Happy Birthday to me?

23.11.2014.

Today I turn 22. It feels like ages ago when I could still call myself a teen. Now I'm curled up in my sheets taking in all the beauty and magic of the fairy lights that hang above me with a mug (yes, mug) of wine. Classy huh. It's 2:55am and I'm reflecting on my 22 years of life. Somehow my mind seems to enjoy being intellectual in the wee hours of the morning. I've made a promise to myself at 12:00am earlier today, that turning 22 is gonna be MY year. And by that, I mean focusing on improving and appreciating myself. I have not been fair to myself the past few years. The constant doubting and hating on oneself was awful and uncalled for. All these years, I grew up comparing myself to others and feeling inferior to strangers. Why? I look back at all the foolish attempts of self-doubting, and I'm still left unanswered.

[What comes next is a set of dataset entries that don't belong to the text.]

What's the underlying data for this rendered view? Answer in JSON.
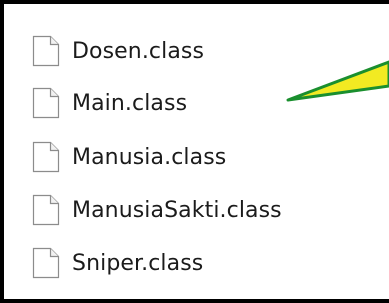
{
  "files": [
    {
      "name": "Dosen.class",
      "icon": "file-icon"
    },
    {
      "name": "Main.class",
      "icon": "file-icon"
    },
    {
      "name": "Manusia.class",
      "icon": "file-icon"
    },
    {
      "name": "ManusiaSakti.class",
      "icon": "file-icon"
    },
    {
      "name": "Sniper.class",
      "icon": "file-icon"
    }
  ],
  "annotation": {
    "icon": "arrow-icon",
    "stroke_color": "#1a8f2e",
    "fill_color": "#f2ea22"
  },
  "colors": {
    "border": "#000000",
    "text": "#1b1b1b",
    "background": "#ffffff"
  }
}
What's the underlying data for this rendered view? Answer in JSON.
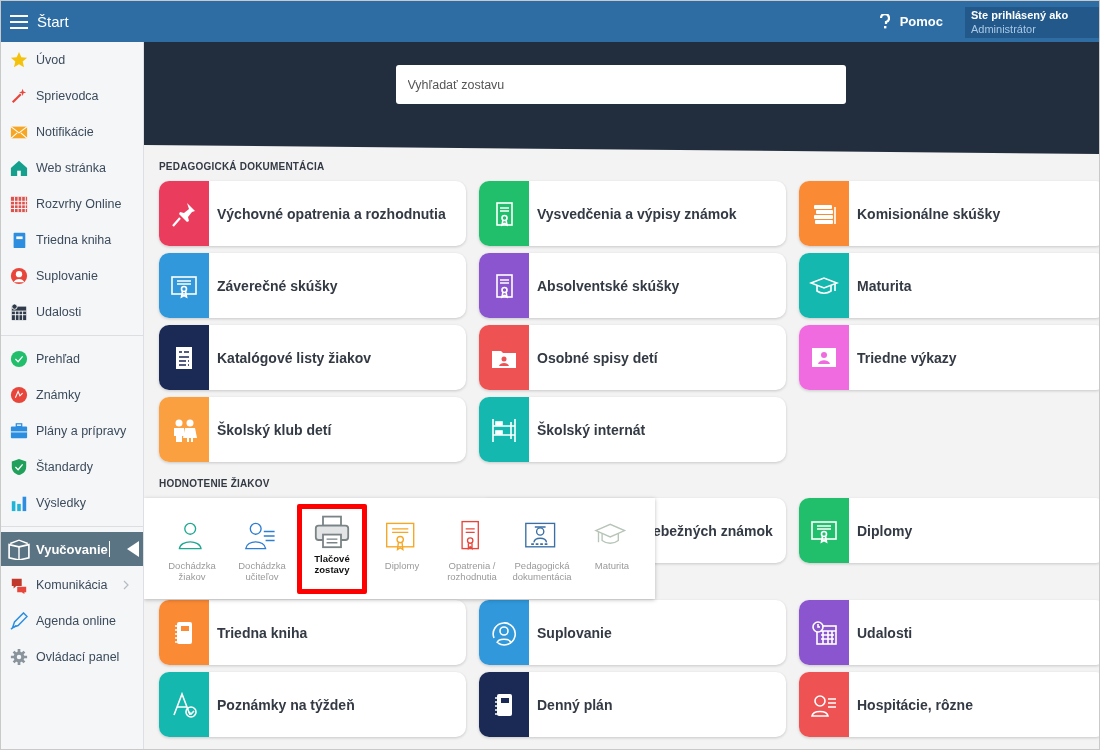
{
  "header": {
    "title": "Štart",
    "help": "Pomoc",
    "user_label": "Ste prihlásený ako",
    "user_name": "Administrátor"
  },
  "search": {
    "placeholder": "Vyhľadať zostavu"
  },
  "sidebar": {
    "groups": [
      {
        "items": [
          {
            "label": "Úvod",
            "selected": false,
            "submenu": false
          },
          {
            "label": "Sprievodca",
            "selected": false,
            "submenu": false
          },
          {
            "label": "Notifikácie",
            "selected": false,
            "submenu": false
          },
          {
            "label": "Web stránka",
            "selected": false,
            "submenu": false
          },
          {
            "label": "Rozvrhy Online",
            "selected": false,
            "submenu": false
          },
          {
            "label": "Triedna kniha",
            "selected": false,
            "submenu": false
          },
          {
            "label": "Suplovanie",
            "selected": false,
            "submenu": false
          },
          {
            "label": "Udalosti",
            "selected": false,
            "submenu": false
          }
        ]
      },
      {
        "items": [
          {
            "label": "Prehľad",
            "selected": false,
            "submenu": false
          },
          {
            "label": "Známky",
            "selected": false,
            "submenu": false
          },
          {
            "label": "Plány a prípravy",
            "selected": false,
            "submenu": false
          },
          {
            "label": "Štandardy",
            "selected": false,
            "submenu": false
          },
          {
            "label": "Výsledky",
            "selected": false,
            "submenu": false
          }
        ]
      },
      {
        "items": [
          {
            "label": "Vyučovanie",
            "selected": true,
            "submenu": false
          },
          {
            "label": "Komunikácia",
            "selected": false,
            "submenu": true
          },
          {
            "label": "Agenda online",
            "selected": false,
            "submenu": false
          },
          {
            "label": "Ovládací panel",
            "selected": false,
            "submenu": false
          }
        ]
      }
    ]
  },
  "sections": [
    {
      "title": "PEDAGOGICKÁ DOKUMENTÁCIA",
      "cards": [
        {
          "label": "Výchovné opatrenia a rozhodnutia",
          "color": "#ea3c5c"
        },
        {
          "label": "Vysvedčenia a výpisy známok",
          "color": "#21bf6b"
        },
        {
          "label": "Komisionálne skúšky",
          "color": "#fb8a35"
        },
        {
          "label": "Záverečné skúšky",
          "color": "#3098db"
        },
        {
          "label": "Absolventské skúšky",
          "color": "#8a55cf"
        },
        {
          "label": "Maturita",
          "color": "#14b8ae"
        },
        {
          "label": "Katalógové listy žiakov",
          "color": "#1b2a55"
        },
        {
          "label": "Osobné spisy detí",
          "color": "#ee5253"
        },
        {
          "label": "Triedne výkazy",
          "color": "#f06bdf"
        },
        {
          "label": "Školský klub detí",
          "color": "#fba040"
        },
        {
          "label": "Školský internát",
          "color": "#14b8ae"
        }
      ]
    },
    {
      "title": "HODNOTENIE ŽIAKOV",
      "popup": {
        "items": [
          {
            "label": "Dochádzka žiakov",
            "selected": false
          },
          {
            "label": "Dochádzka učiteľov",
            "selected": false
          },
          {
            "label": "Tlačové zostavy",
            "selected": true
          },
          {
            "label": "Diplomy",
            "selected": false
          },
          {
            "label": "Opatrenia / rozhodnutia",
            "selected": false
          },
          {
            "label": "Pedagogická dokumentácia",
            "selected": false
          },
          {
            "label": "Maturita",
            "selected": false
          }
        ]
      },
      "cards": [
        {
          "label": "ebežných známok",
          "covered": true
        },
        {
          "label": "Diplomy",
          "color": "#21bf6b"
        },
        {
          "label": "Triedna kniha",
          "color": "#fb8a35"
        },
        {
          "label": "Suplovanie",
          "color": "#3098db"
        },
        {
          "label": "Udalosti",
          "color": "#8a55cf"
        },
        {
          "label": "Poznámky na týždeň",
          "color": "#14b8ae"
        },
        {
          "label": "Denný plán",
          "color": "#1b2a55"
        },
        {
          "label": "Hospitácie, rôzne",
          "color": "#ee5253"
        }
      ]
    }
  ]
}
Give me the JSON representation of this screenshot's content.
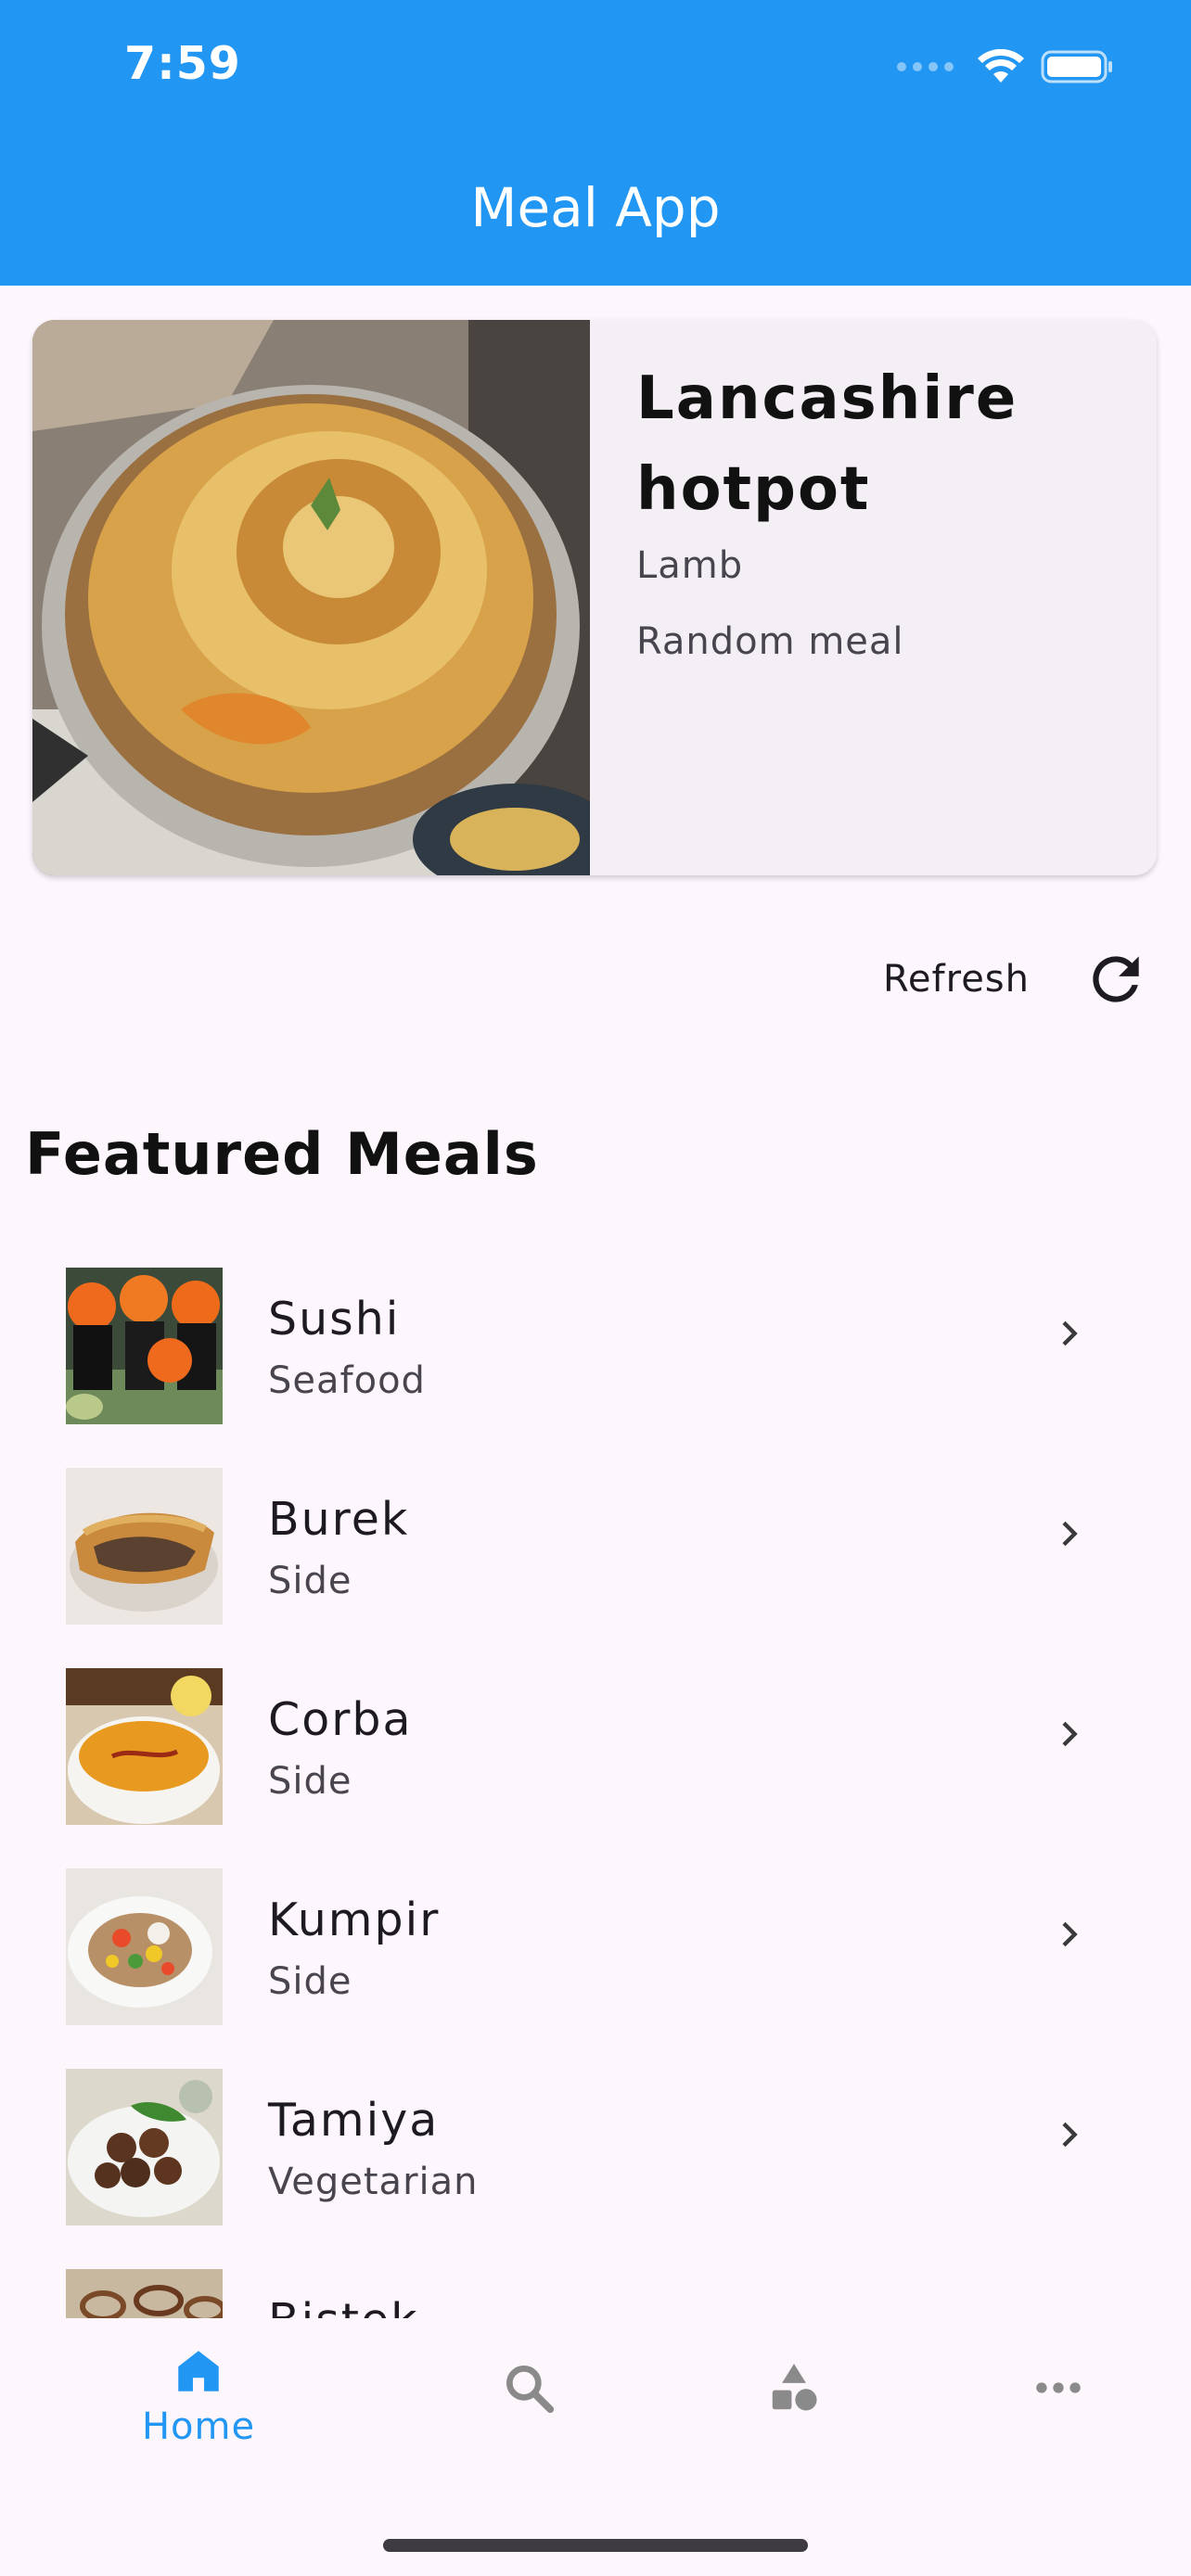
{
  "status_bar": {
    "time": "7:59"
  },
  "app_bar": {
    "title": "Meal App"
  },
  "random_meal": {
    "title": "Lancashire hotpot",
    "category": "Lamb",
    "label": "Random meal"
  },
  "refresh": {
    "label": "Refresh"
  },
  "featured": {
    "title": "Featured Meals",
    "items": [
      {
        "name": "Sushi",
        "category": "Seafood"
      },
      {
        "name": "Burek",
        "category": "Side"
      },
      {
        "name": "Corba",
        "category": "Side"
      },
      {
        "name": "Kumpir",
        "category": "Side"
      },
      {
        "name": "Tamiya",
        "category": "Vegetarian"
      },
      {
        "name": "Bistek",
        "category": ""
      }
    ]
  },
  "bottom_nav": {
    "home_label": "Home",
    "active": "home",
    "icons": [
      "home-icon",
      "search-icon",
      "categories-icon",
      "more-icon"
    ]
  },
  "colors": {
    "primary": "#2196f3",
    "background": "#fdf7fd",
    "card": "#f3eff5"
  }
}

But 22 means no more self-doubting, but a journey where I begin to love and appreciate myself. 22, is a year where I will care for myself before others, worry about things that matter, cause trivial things are not worth my time. It's about self improving and figuring out my future. 2015 marks the final year of university and I have absolutely no idea what comes after. I've always admired those who seem to have their entire future neatly crafted out. How big of a dream or ambition must one have to be so sure of the unknown? As a young girl, my ambitions depended on my mood. Even today, I can't seem to stay fix on one career path. By the end of 2015, I have to, will sort my future out. That's a promise I've made to myself.